It seems like things are finally happening to sort me out. My MRI has been moved forward to Monday. I rang and asked if I could possibly have a sedative as I don't think I will cope with being fully in the machine for over an hour as I am having a brain neck and spine MRI. The last few I have had I have not been to bothered by as I have not been totally in the machine I haven't had my whole body totally in! So they advised me to ring my doctors, but if you are a regular reader you will know just how helpful they are.
When I was having a total breakdown and my husband rang them for a doctor to come out. They said they would get someone to call back.

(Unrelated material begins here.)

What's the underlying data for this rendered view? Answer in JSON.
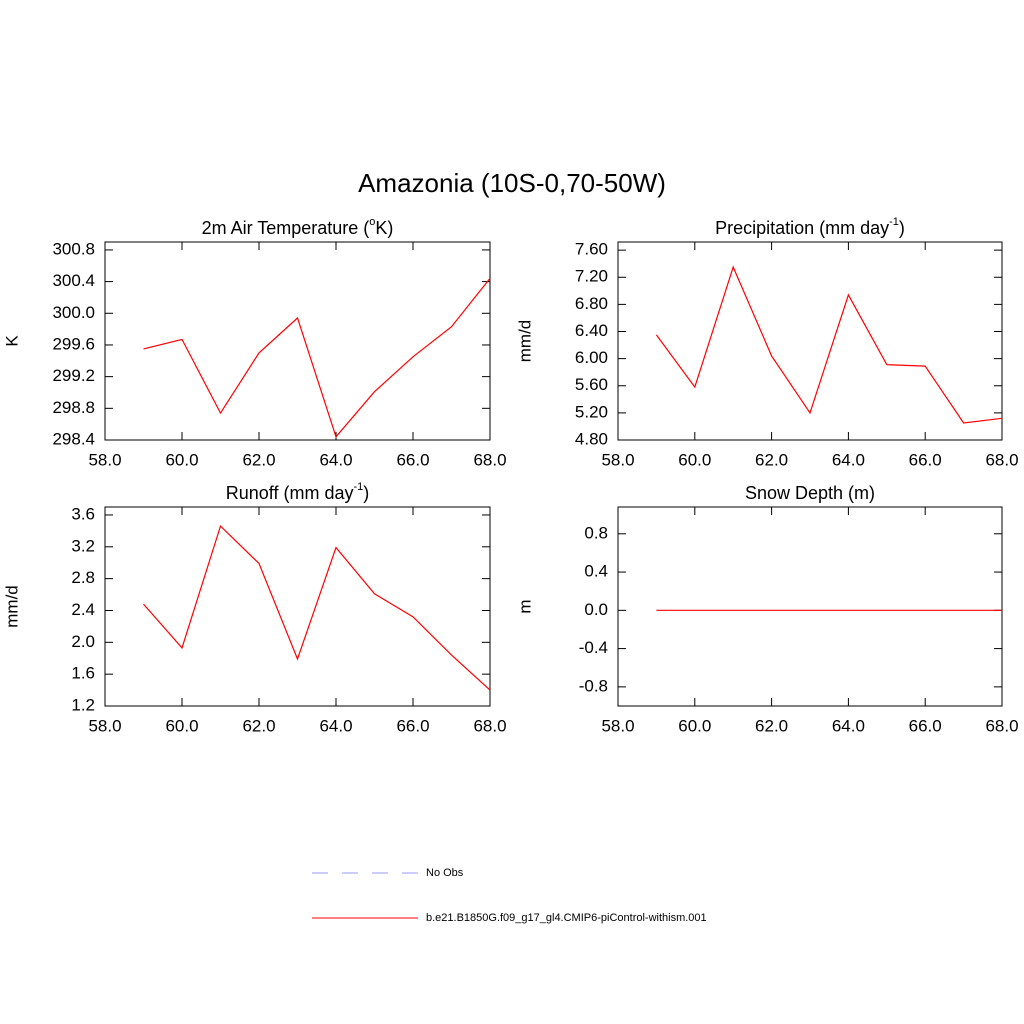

That call back was two hours later and his attitude was to just up my anti depressants and take more diazepam for that day to calm me.
When I actually went to the doctors and broke down in front of her, she said mine was a complex case and as she was only part-time she wasn't prepared to take it on. Also I was told I had to much on my mind and to forget about certain parts of it! (Erm hello). She then went on to say that I would just have to pretty much get over my meltdowns until the higher level of anti depressants kicked in. Which as she pointed out could take more than a month. She didn't look at what I was asking told me the rest of her patients had been waiting long enough and said I could stay in that room until I calmed down.I only thought a GP could refuse to treat you if you were rude, not because you were a complex case!

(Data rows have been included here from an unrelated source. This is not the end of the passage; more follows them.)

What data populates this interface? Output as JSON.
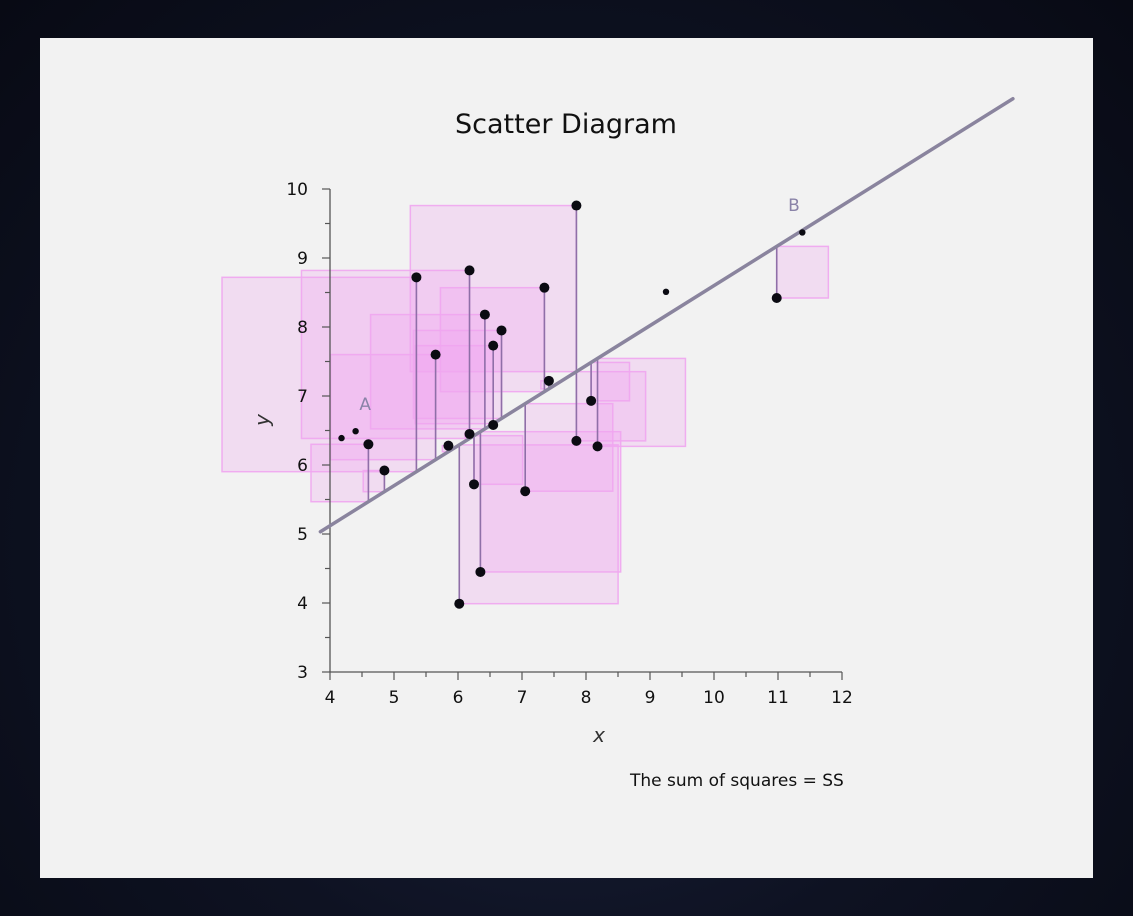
{
  "chart_data": {
    "type": "scatter",
    "title": "Scatter Diagram",
    "xlabel": "x",
    "ylabel": "y",
    "xlim": [
      4,
      12
    ],
    "ylim": [
      3,
      10
    ],
    "x_ticks": [
      "4",
      "5",
      "6",
      "7",
      "8",
      "9",
      "10",
      "11",
      "12"
    ],
    "y_ticks": [
      "3",
      "4",
      "5",
      "6",
      "7",
      "8",
      "9",
      "10"
    ],
    "grid": false,
    "regression_line": {
      "intercept": 2.8,
      "slope": 0.58,
      "x_start": 3.85,
      "x_end": 14.67,
      "color": "#8a849e"
    },
    "residual_square_color": "#f0a6ef",
    "residual_line_color": "#8f6fa8",
    "points": [
      {
        "x": 4.6,
        "y": 6.3
      },
      {
        "x": 4.85,
        "y": 5.92
      },
      {
        "x": 5.35,
        "y": 8.72
      },
      {
        "x": 5.65,
        "y": 7.6
      },
      {
        "x": 5.85,
        "y": 6.28
      },
      {
        "x": 6.02,
        "y": 3.99
      },
      {
        "x": 6.18,
        "y": 8.82
      },
      {
        "x": 6.18,
        "y": 6.45
      },
      {
        "x": 6.25,
        "y": 5.72
      },
      {
        "x": 6.35,
        "y": 4.45
      },
      {
        "x": 6.42,
        "y": 8.18
      },
      {
        "x": 6.55,
        "y": 7.73
      },
      {
        "x": 6.55,
        "y": 6.58
      },
      {
        "x": 6.68,
        "y": 7.95
      },
      {
        "x": 7.05,
        "y": 5.62
      },
      {
        "x": 7.35,
        "y": 8.57
      },
      {
        "x": 7.42,
        "y": 7.22
      },
      {
        "x": 7.85,
        "y": 9.76
      },
      {
        "x": 7.85,
        "y": 6.35
      },
      {
        "x": 8.08,
        "y": 6.93
      },
      {
        "x": 8.18,
        "y": 6.27
      },
      {
        "x": 10.98,
        "y": 8.42
      }
    ],
    "line_points": [
      {
        "x": 4.18,
        "y": 6.39
      },
      {
        "x": 4.4,
        "y": 6.49
      },
      {
        "x": 9.25,
        "y": 8.51
      },
      {
        "x": 11.38,
        "y": 9.37
      }
    ],
    "annotations": [
      {
        "text": "A",
        "x": 4.55,
        "y": 6.8
      },
      {
        "text": "B",
        "x": 11.25,
        "y": 9.68
      }
    ],
    "footnote": "The sum of squares = SS"
  }
}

Safe to say until I got indoors took all my medicines and a sneaky baileys hot chocolate it took me quite a while to calm down. Anyway that night I didn't sleep to well but tossing and turning and just had a thousand and one things running around my head.
The next day I was still feeling teary, but low and behold I got a phone call from my neurosurgeon's secretary. Asking me to come in on Tuesday for my spinal surgery. Turns out the surgeon has been as good as her word. It will be about 3 weeks since I saw her when I actually have the surgery.

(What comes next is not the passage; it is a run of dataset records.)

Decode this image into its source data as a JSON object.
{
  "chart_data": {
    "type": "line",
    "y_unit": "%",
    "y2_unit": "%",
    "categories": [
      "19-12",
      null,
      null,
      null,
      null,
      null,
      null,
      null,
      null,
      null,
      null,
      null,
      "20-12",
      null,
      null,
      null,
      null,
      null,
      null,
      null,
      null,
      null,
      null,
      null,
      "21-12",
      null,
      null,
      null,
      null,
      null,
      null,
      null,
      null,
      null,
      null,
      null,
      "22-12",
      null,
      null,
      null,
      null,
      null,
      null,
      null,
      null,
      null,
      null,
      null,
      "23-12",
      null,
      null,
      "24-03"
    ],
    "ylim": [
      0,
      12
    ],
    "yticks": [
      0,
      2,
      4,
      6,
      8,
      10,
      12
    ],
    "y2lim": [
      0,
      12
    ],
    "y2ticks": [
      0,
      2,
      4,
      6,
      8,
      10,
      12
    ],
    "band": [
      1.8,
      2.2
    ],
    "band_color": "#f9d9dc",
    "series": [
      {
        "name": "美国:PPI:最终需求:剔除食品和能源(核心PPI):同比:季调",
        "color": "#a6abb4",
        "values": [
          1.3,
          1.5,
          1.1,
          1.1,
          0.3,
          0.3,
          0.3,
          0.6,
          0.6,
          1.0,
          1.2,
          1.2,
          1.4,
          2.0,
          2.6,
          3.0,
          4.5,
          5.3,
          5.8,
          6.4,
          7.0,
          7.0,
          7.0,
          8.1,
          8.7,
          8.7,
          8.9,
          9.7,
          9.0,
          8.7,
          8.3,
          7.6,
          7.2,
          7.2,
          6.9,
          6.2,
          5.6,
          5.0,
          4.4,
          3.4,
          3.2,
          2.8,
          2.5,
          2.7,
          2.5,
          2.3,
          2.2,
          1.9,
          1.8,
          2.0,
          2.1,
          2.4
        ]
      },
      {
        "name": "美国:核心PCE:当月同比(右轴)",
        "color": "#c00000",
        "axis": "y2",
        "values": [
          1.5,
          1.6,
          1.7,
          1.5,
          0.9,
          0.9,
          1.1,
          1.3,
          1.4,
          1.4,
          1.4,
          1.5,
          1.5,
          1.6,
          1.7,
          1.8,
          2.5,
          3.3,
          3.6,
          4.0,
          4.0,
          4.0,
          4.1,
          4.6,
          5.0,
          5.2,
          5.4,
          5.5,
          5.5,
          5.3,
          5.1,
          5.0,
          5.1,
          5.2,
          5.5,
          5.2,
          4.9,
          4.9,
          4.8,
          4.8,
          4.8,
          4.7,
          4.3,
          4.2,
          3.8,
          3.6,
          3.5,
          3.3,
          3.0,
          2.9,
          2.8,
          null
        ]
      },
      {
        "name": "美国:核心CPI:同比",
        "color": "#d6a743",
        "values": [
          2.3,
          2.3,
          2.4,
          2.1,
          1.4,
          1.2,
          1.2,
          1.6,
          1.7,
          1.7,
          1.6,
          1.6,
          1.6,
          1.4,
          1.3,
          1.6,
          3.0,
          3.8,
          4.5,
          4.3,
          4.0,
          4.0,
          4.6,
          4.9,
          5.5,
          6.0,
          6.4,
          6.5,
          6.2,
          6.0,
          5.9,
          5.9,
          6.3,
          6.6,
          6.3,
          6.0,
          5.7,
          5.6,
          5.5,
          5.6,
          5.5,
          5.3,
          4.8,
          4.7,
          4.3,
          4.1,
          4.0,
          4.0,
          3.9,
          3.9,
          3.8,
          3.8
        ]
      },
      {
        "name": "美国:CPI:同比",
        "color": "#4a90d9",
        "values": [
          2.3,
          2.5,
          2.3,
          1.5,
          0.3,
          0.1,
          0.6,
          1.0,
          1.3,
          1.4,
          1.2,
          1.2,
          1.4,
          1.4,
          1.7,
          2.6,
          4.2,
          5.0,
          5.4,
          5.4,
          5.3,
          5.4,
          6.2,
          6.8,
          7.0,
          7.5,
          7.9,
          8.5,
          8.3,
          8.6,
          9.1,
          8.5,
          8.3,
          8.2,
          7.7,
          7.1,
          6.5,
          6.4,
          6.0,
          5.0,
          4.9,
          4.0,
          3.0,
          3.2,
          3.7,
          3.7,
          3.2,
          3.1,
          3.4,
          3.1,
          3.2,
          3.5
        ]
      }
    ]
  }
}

I know I have been told not to get my hopes up that it will fix the other problems including my back pain. However, I can't help but hope, and I am not going to stop hoping as its the first time in a long time that I have felt hope. It would seem that their is a little light at the end of the tunnel.
My husband and mum have both been fantastic at keeping my mind of it (when I haven't been asleep that is) I was talking to my Husband the other day and saying how I think he may be a little bit addicted to games. He sat there and said no its been days since I played a game. I looked at him and to my phone which he had in his hand and was playing a game on and laughed.
Then trying to dig himself out of the situation he turned round and said I meant on a computer, then I sweetly pointed out that the night before we had played a hidden object game together!
It made me realise all over again who I am fighting this for, I'm fighting for my family.